McNair’s comments were met with scrutiny by many players and other league executives. Former player Troy Vincent, who was at the meeting, took offense to the comment and got into a back-and-forth argument with McNair and Dallas Cowboys owner Jerry Jones, the report said.
After McNair’s comments were published in the ESPN report, he and the Texans issued an official apology.
“I regret that I used that expression,” the statement said. “I never meant to offend anyone and I was not referring to our players. I used a figure of speech that was never intended to be taken literally. I would never characterize our players or our league that way and I apologize to anyone who was offended by it.”
Despite the apology, the players on his Texans threatened to “walk out” of practice in frustration. Instead, they had to be “persuaded” to stay, ESPN reported.
Once Sunday rolled around, a majority of the roster linked arms and took a knee during the national anthem with their heads bowed.
The kneeling “crisis,” as some owners refer to it as, was spurred by controversial remarks by President Donald Trump last month.
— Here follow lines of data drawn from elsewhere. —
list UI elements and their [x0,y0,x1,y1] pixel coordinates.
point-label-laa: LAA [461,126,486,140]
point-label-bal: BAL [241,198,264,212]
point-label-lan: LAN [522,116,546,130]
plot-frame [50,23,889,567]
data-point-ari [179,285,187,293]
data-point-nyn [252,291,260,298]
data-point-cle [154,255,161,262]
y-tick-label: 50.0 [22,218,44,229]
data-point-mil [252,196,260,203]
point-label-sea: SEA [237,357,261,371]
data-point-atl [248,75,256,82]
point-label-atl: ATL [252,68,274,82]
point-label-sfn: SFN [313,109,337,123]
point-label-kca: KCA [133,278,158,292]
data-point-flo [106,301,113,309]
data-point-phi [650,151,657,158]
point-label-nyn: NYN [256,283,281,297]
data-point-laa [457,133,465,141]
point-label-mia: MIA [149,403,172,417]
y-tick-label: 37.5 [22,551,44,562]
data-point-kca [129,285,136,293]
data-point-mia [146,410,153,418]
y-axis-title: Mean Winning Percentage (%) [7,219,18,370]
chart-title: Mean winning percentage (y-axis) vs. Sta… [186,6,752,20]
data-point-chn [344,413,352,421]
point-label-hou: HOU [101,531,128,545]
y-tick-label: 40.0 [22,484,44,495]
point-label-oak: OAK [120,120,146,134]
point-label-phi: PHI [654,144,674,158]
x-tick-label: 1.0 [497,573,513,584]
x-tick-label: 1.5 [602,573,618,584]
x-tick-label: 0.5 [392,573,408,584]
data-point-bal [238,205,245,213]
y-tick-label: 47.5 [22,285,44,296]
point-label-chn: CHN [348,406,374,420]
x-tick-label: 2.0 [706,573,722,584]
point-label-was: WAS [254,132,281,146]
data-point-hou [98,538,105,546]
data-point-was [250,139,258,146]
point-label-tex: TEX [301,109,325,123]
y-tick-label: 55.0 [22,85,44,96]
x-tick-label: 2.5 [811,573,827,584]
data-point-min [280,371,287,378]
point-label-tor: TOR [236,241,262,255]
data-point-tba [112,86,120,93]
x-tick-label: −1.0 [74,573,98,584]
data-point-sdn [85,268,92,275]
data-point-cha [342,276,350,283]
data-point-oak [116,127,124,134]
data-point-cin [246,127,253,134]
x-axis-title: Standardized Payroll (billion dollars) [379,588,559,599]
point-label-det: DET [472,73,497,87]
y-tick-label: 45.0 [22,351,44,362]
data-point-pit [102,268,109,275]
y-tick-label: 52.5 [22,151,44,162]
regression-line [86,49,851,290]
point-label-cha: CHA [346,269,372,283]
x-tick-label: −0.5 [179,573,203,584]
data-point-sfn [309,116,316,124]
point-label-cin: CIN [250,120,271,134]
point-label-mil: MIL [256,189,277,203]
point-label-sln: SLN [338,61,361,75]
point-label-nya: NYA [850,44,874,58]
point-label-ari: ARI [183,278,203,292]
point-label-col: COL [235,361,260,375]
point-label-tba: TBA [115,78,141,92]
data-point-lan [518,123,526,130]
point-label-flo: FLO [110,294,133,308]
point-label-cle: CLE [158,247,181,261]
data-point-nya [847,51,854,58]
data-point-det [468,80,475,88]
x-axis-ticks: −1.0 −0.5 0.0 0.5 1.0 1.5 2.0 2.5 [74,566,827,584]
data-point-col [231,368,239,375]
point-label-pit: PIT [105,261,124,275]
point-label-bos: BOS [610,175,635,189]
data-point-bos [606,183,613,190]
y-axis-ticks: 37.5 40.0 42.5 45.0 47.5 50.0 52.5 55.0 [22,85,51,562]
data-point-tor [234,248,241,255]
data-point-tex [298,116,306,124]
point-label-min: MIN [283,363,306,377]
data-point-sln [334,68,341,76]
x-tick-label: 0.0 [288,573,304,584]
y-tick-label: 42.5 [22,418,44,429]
The president has been advocating for all players to stand during the anthem and said that if he were an owner, he would “fire that son of a b***ch.”
Kaepernick became a free agent this past season, but he hasn’t signed with a team yet. Many owners and general managers across the league have remained hesitant to give the former 49ers quarterback a call. Some speculate it’s because of his protests during the anthem and the media firestorm that comes with it. Others say the 29-year-old quarterback doesn’t have what it takes anymore to lead an NFL offense.
Regardless, it will be interesting to see how things pan out moving forward in Houston.